FICHA DO JOGO
O FC Porto voltou a vencer com um golo solitário, suficiente porém para garantir a diferença pontual para os seus rivais, que possuía na jornada anterior.
Thiago Silva lesionou-se, juntando-se ao lote dos indisponíveis, pelo que Francesco Farioli se viu obrigado, mais uma vez, a alterar o onze titular portista, colocando no seu lugar Pablo Rosário a que juntou Gabri Veiga, em vez de Rodrigo Mora, as duas alterações, relativamente ao jogo anterior frente ao Nacional da Madeira.
Esperar uma bela exibição e um resultado gordo, nesta conjuntura, será certamente uma ambição demasiado extravagante, pelo que chegar ao fim do jogo e constatar mais uma vitória é algo com que já me sinto suficientemente aliviado, ainda que não muito convencido.
Este jogo frente a um Rio Ave em reconstrução, vindo de 5 derrotas consecutivas até seria, em condições normais, uma boa oportunidade para a equipa do FC Porto tirar a barriga de misérias, mas, por um conjunto de circunstâncias (pouca apetência para enfiar a bola na baliza, alguma falta de sorte, muita falta de lucidez e insistência nos erros primários bem como nas opções caricatas), este Dragão parece fadado para os resultados light.

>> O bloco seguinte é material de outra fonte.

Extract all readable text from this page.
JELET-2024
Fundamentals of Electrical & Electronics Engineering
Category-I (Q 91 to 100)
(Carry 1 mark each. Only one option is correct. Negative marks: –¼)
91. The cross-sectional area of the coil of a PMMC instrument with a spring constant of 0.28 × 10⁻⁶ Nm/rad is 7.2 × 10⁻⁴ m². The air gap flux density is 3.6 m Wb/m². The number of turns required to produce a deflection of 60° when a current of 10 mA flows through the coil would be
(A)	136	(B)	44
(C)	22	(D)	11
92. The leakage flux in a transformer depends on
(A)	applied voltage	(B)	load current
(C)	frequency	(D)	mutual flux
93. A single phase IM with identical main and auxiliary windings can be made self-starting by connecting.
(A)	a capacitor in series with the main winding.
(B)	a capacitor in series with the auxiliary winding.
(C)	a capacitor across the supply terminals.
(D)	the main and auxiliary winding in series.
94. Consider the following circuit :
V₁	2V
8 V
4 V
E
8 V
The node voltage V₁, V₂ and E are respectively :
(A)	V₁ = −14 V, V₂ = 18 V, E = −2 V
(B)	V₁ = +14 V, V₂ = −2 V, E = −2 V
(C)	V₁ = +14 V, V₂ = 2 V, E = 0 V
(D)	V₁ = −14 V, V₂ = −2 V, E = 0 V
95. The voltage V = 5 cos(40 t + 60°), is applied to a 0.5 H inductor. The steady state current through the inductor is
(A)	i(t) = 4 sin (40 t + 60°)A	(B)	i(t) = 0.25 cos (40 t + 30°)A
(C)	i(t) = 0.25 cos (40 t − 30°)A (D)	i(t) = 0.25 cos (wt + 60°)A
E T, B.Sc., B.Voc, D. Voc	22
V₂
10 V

A equipa até começou bem o jogo, a remeter o adversário para o seu terço mais recuado, mas a falta de pontaria no remate, aliada a um sem número de decisões estapafúrdias, acabaram por minar a confiança que nem o golo de Froholdt, aos 22 minutos conseguiu disfarçar.
Valeu a solidez defensiva, uma mais valia de que a equipa vai beneficiando, mas também a menor capacidade do adversário para a pôr em causa, só por uma vez se acercou com evidente perigo.
Sem Samu, os portistas ficaram órfãos de um goleador (Deniz Gul teima em não apresentar argumentos e Moffi ainda não está pronto) e a quebra exibicional de Sainz e William Gomes, reduzem de forma evidente a capacidade ofensiva patenteada no inicio da temporada. O jovem Oskar Pietuszewski, perde-se demasiado nos dribles (neste jogo só por duas vezes, conseguiu os seus intentos, um deu golo e no outro optou por remate disparatado. Não conto um terceiro que até deu golo, mas invalidado por 8 cm de fora de jogo).
Depois de alguns golos perdidos, a equipa passou os últimos dez minutos da partida a queimar tempo, tornando a parte final num espectáculo penoso de seguir.
Vitória tão justa quanto escassa, a garantir por agora, a manutenção de uma liderança complicada de segurar.